Corporations are constitutionally dedicated to profit, not to people impacted by their business, nor the places where they operate. The movement of investment capital moves through borders more easily than humans do, and shapes the political responses of the political elites of a place more than the other way around. Additional political control of politicians, whether through overt corruption, campaign financing, lobbying, or the entrenchment of “violations of the democratic norm of inclusion”, results in the difficulty (near impossibility?) of citizen counteraction of corporate interests in the public sphere.
Considering the problems emerging from this issue of corporate control, some have considered that perhaps industrial food production models could still be good, if divorced from corporate control. Perhaps industrial laborsaving “advancements” could “liberate” the people from working the land (or sea) if they were owned and directed by “the people” directly (and not through corporations)? With this idea, would-be farmers could then concentrate on other human endeavors. Maybe we could keep the best parts of the industrial capitalist food system by getting rid of the main problematic part: corporate control?
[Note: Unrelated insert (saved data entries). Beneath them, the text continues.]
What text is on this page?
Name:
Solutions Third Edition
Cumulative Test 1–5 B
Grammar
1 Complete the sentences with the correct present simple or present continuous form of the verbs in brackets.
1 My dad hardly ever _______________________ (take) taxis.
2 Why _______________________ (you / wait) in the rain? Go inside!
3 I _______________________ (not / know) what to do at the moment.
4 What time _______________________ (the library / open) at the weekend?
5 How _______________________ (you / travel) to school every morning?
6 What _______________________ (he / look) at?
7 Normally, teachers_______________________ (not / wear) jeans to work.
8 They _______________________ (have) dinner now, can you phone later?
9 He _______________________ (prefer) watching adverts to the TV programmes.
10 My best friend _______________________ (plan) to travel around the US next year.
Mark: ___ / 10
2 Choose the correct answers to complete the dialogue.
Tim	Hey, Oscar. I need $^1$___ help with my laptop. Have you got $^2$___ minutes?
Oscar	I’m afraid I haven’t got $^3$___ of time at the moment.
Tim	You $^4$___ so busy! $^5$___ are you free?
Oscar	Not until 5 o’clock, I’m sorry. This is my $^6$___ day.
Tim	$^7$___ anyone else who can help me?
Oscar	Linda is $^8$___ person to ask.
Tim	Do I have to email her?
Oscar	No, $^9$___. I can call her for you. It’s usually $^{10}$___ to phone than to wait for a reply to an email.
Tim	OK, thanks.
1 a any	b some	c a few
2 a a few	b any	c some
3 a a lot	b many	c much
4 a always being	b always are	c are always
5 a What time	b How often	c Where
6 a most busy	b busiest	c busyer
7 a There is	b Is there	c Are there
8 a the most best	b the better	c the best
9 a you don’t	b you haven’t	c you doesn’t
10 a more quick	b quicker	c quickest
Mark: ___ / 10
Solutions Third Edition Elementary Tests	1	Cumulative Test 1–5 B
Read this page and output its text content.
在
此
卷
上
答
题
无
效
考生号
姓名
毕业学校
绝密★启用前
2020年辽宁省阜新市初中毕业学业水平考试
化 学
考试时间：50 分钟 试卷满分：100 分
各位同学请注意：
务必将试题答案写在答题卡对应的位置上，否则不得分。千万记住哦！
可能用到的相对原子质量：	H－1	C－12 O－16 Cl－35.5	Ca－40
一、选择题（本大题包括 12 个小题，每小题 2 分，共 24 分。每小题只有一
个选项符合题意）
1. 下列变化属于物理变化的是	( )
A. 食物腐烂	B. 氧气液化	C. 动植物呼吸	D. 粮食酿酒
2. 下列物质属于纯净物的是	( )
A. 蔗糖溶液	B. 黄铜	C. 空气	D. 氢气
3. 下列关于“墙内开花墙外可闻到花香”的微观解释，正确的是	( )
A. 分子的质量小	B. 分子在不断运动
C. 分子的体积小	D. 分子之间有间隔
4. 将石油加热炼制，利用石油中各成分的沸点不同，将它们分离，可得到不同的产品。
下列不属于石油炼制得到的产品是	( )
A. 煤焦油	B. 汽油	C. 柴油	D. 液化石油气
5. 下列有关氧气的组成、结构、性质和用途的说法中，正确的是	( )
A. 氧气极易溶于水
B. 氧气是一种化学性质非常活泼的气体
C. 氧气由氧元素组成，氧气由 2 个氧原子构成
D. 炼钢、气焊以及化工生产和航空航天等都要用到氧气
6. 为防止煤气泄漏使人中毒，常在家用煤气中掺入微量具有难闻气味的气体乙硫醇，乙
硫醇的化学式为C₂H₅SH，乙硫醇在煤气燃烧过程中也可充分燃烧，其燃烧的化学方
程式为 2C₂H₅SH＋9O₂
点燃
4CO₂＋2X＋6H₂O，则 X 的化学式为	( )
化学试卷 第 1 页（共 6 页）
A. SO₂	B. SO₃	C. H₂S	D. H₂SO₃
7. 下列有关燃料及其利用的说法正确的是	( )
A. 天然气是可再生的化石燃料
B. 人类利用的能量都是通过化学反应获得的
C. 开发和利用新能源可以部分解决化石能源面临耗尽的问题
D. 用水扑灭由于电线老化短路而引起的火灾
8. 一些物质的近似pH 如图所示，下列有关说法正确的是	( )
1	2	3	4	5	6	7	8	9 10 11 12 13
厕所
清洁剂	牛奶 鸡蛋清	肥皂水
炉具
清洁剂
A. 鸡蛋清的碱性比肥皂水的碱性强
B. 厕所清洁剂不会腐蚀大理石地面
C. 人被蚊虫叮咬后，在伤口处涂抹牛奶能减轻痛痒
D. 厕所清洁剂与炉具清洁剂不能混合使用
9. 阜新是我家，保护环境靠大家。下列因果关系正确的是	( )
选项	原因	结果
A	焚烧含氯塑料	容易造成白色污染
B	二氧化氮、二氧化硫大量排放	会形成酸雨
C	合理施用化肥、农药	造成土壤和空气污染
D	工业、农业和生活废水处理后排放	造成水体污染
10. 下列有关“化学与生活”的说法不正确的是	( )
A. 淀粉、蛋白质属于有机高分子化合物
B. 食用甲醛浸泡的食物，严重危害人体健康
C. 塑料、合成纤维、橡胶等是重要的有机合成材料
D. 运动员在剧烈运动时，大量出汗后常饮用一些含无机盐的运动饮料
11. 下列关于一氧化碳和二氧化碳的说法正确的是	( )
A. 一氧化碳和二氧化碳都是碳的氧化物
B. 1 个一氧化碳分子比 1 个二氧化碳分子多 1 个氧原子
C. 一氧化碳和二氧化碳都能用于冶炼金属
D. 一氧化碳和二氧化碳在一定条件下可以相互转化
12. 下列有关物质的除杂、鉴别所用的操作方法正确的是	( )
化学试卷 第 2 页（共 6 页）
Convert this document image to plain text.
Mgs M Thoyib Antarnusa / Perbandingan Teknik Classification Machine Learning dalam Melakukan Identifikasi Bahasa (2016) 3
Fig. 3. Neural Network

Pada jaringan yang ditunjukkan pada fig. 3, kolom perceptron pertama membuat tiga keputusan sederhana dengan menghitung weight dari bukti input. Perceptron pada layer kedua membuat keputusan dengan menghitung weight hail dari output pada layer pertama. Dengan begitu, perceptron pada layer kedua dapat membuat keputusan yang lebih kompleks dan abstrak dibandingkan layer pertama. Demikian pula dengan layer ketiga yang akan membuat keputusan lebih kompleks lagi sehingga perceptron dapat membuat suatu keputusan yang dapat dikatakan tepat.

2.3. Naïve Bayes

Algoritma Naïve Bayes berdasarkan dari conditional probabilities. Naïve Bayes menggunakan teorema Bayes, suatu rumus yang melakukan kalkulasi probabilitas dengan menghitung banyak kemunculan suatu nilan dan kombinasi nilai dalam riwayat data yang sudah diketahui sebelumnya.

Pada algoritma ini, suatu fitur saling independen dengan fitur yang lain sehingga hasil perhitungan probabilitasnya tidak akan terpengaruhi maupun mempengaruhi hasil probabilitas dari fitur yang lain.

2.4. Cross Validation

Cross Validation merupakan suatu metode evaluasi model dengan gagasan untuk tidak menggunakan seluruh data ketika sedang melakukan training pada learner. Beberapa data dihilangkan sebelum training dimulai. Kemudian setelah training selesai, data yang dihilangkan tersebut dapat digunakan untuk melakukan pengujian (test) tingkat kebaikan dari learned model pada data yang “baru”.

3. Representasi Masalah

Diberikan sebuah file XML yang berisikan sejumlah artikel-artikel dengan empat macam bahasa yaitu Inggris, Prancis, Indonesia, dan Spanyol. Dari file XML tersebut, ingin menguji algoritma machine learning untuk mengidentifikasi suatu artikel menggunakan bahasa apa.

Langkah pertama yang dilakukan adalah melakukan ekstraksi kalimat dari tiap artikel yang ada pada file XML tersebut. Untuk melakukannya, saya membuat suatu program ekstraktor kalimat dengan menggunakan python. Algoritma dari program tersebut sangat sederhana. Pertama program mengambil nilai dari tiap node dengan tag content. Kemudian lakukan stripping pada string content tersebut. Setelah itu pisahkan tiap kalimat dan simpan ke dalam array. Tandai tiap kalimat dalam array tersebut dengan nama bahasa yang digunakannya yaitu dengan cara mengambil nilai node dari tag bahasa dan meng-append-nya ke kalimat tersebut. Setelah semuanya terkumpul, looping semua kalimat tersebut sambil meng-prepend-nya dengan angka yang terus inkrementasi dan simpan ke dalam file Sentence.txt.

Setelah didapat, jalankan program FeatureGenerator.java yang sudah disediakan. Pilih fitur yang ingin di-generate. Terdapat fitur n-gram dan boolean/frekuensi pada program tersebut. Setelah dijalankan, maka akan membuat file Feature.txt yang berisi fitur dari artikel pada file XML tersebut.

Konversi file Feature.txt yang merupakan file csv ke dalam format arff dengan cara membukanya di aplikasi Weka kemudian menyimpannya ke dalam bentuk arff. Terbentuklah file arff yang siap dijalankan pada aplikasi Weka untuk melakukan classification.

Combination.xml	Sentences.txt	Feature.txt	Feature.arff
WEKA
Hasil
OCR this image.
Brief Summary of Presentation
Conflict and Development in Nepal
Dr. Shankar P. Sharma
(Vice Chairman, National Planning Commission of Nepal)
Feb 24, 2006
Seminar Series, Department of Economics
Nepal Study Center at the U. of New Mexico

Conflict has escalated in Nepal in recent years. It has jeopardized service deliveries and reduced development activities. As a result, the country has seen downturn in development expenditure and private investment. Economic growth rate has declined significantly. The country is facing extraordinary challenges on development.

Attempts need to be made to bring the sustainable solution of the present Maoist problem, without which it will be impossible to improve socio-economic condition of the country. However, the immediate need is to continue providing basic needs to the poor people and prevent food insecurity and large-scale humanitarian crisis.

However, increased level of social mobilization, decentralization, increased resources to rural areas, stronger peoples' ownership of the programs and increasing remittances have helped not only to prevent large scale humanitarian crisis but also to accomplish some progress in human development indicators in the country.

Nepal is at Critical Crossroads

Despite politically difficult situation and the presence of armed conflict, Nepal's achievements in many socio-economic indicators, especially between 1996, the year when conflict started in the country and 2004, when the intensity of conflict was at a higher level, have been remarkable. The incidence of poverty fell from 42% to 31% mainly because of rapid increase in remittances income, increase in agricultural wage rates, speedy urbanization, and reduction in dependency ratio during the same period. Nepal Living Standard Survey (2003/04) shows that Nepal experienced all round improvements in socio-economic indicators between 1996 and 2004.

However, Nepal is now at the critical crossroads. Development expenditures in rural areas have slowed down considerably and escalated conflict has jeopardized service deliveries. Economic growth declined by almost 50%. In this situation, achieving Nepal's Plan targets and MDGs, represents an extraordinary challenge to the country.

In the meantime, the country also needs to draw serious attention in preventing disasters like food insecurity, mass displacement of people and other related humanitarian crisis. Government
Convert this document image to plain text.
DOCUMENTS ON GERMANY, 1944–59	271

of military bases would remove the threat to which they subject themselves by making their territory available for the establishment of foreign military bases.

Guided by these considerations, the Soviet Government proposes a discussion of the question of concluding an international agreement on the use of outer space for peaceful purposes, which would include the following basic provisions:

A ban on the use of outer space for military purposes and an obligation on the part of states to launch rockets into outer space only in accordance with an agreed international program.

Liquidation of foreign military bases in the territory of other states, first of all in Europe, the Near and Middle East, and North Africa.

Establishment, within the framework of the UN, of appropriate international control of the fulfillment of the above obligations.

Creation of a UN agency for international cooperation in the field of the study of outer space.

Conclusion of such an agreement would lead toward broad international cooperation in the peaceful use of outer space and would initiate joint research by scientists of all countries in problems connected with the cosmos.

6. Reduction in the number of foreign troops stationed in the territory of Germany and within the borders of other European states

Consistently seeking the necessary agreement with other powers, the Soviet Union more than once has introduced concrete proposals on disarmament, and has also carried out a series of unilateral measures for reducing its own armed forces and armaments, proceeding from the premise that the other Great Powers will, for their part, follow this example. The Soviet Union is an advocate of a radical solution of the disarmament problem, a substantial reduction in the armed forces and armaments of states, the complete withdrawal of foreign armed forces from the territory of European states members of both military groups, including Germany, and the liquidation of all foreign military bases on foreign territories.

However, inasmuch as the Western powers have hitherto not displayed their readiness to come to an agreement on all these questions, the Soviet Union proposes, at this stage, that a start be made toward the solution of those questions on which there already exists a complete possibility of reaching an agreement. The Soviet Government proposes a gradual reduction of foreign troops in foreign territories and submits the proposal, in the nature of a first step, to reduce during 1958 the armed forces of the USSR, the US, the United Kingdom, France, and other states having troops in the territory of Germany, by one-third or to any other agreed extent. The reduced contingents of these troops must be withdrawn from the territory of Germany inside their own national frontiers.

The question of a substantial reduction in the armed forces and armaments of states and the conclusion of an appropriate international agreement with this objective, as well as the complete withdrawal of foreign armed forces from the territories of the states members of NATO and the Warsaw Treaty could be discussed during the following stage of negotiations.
Clearly, corporate control evolved alongside the industrial model, out of and in concert with capitalism and colonialism. Exploitation of the land has gone along with exploitation of people, and both pre-date the existence of corporations themselves. So it’s clear that corporate control itself isn’t the foundational problem. Furthermore, there are indications that industrial forms of agriculture can be harmful, even if their forms of ownership or management are not “corporate”. As an example, consider that many industrial grain and soy farms in the USA are owned and operated as “family farms” (only 3% of total farms are “not family owned”).
Besides the ownership of farmland and management of farms we also need to look at the method of production, which is why some point to industrialism and industrialization as the “real” problems to confront.